Le président guinéen Mamadi Doumbouya a adressé un message ferme à son gouvernement, fixant cinq exigences « non-négociables » pour la mise en œuvre du programme Simandou 2040. Lors du Conseil des ministres du 3 septembre 2026, il a insisté sur la nécessité d’obtenir des résultats concrets, mettant fin aux discours creux. « Simandou 2040 n’appartient ni à un homme, ni à un gouvernement, ni à une législature. Il appartient à la Nation. Il engage les générations qui viennent », a-t-il déclaré, rappelant que la Refondation est un contrat avec le peuple guinéen.
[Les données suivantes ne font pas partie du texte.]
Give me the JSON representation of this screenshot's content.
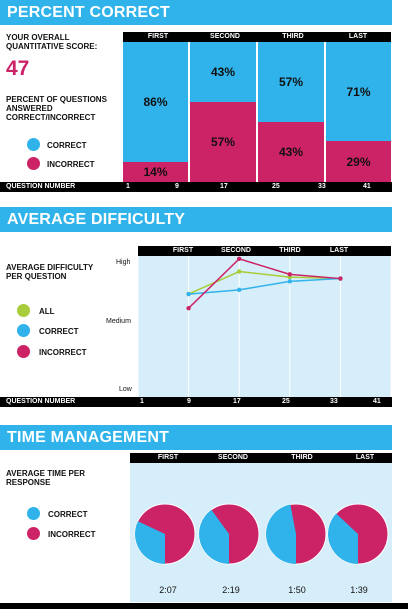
{
  "colors": {
    "correct": "#2fb3ea",
    "incorrect": "#cc2266",
    "all": "#a8cc3a",
    "banner": "#2fb3ea",
    "panel": "#d6eef9"
  },
  "percent_correct": {
    "title": "PERCENT CORRECT",
    "score_label": "YOUR OVERALL QUANTITATIVE SCORE:",
    "score": "47",
    "pct_label": "PERCENT OF QUESTIONS ANSWERED CORRECT/INCORRECT",
    "legend": {
      "correct": "CORRECT",
      "incorrect": "INCORRECT"
    },
    "columns": [
      "FIRST",
      "SECOND",
      "THIRD",
      "LAST"
    ],
    "axis_label": "QUESTION NUMBER",
    "ticks": [
      "1",
      "9",
      "17",
      "25",
      "33",
      "41"
    ]
  },
  "average_difficulty": {
    "title": "AVERAGE DIFFICULTY",
    "label": "AVERAGE DIFFICULTY PER QUESTION",
    "legend": {
      "all": "ALL",
      "correct": "CORRECT",
      "incorrect": "INCORRECT"
    },
    "columns": [
      "FIRST",
      "SECOND",
      "THIRD",
      "LAST"
    ],
    "y_ticks": [
      "High",
      "Medium",
      "Low"
    ],
    "axis_label": "QUESTION NUMBER",
    "ticks": [
      "1",
      "9",
      "17",
      "25",
      "33",
      "41"
    ]
  },
  "time_management": {
    "title": "TIME MANAGEMENT",
    "label": "AVERAGE TIME PER RESPONSE",
    "legend": {
      "correct": "CORRECT",
      "incorrect": "INCORRECT"
    },
    "columns": [
      "FIRST",
      "SECOND",
      "THIRD",
      "LAST"
    ],
    "times": [
      "2:07",
      "2:19",
      "1:50",
      "1:39"
    ]
  },
  "chart_data": [
    {
      "type": "bar",
      "stacked": true,
      "title": "PERCENT CORRECT",
      "categories": [
        "FIRST",
        "SECOND",
        "THIRD",
        "LAST"
      ],
      "series": [
        {
          "name": "CORRECT",
          "values": [
            86,
            43,
            57,
            71
          ]
        },
        {
          "name": "INCORRECT",
          "values": [
            14,
            57,
            43,
            29
          ]
        }
      ],
      "xlabel": "QUESTION NUMBER",
      "x_ticks": [
        "1",
        "9",
        "17",
        "25",
        "33",
        "41"
      ],
      "ylim": [
        0,
        100
      ]
    },
    {
      "type": "line",
      "title": "AVERAGE DIFFICULTY",
      "x": [
        9,
        17,
        25,
        33
      ],
      "series": [
        {
          "name": "ALL",
          "values": [
            0.73,
            0.89,
            0.85,
            0.84
          ]
        },
        {
          "name": "CORRECT",
          "values": [
            0.73,
            0.76,
            0.82,
            0.84
          ]
        },
        {
          "name": "INCORRECT",
          "values": [
            0.63,
            0.98,
            0.87,
            0.84
          ]
        }
      ],
      "y_ticks": [
        "High",
        "Medium",
        "Low"
      ],
      "xlabel": "QUESTION NUMBER",
      "x_ticks": [
        "1",
        "9",
        "17",
        "25",
        "33",
        "41"
      ],
      "ylim": [
        0,
        1
      ],
      "grid": true
    },
    {
      "type": "pie",
      "title": "TIME MANAGEMENT",
      "categories": [
        "FIRST",
        "SECOND",
        "THIRD",
        "LAST"
      ],
      "series": [
        {
          "name": "CORRECT",
          "values": [
            0.32,
            0.4,
            0.47,
            0.37
          ]
        },
        {
          "name": "INCORRECT",
          "values": [
            0.68,
            0.6,
            0.53,
            0.63
          ]
        }
      ],
      "labels": [
        "2:07",
        "2:19",
        "1:50",
        "1:39"
      ]
    }
  ]
}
Pour garantir le succès du projet, Mamadi Doumbouya a imposé cinq directives strictes. La première exigence est la discipline dans l’exécution : chaque projet doit respecter des jalons et des échéances précis, avec un tableau de bord mensuel d’exécution physique et financière transmis au Secrétariat Général du Gouvernement et au Comité Stratégique de Simandou. Les taux d’exécution seront examinés en Conseil.
La deuxième exigence concerne la qualité de la dépense publique. « Chaque franc guinéen engagé doit produire un résultat visible, mesurable et vérifiable », a-t-il affirmé, tolérant zéro gaspillage, dépense de prestige ou marché attribué en marge des procédures.
La troisième exigence est la maturation préalable des projets. « Nous avons trop souvent inauguré ce que nous n’étions pas en mesure d’entretenir », a-t-il reconnu, imposant désormais une étude de faisabilité complète, un montage juridique sécurisé et un plan de maintenance pour tout projet.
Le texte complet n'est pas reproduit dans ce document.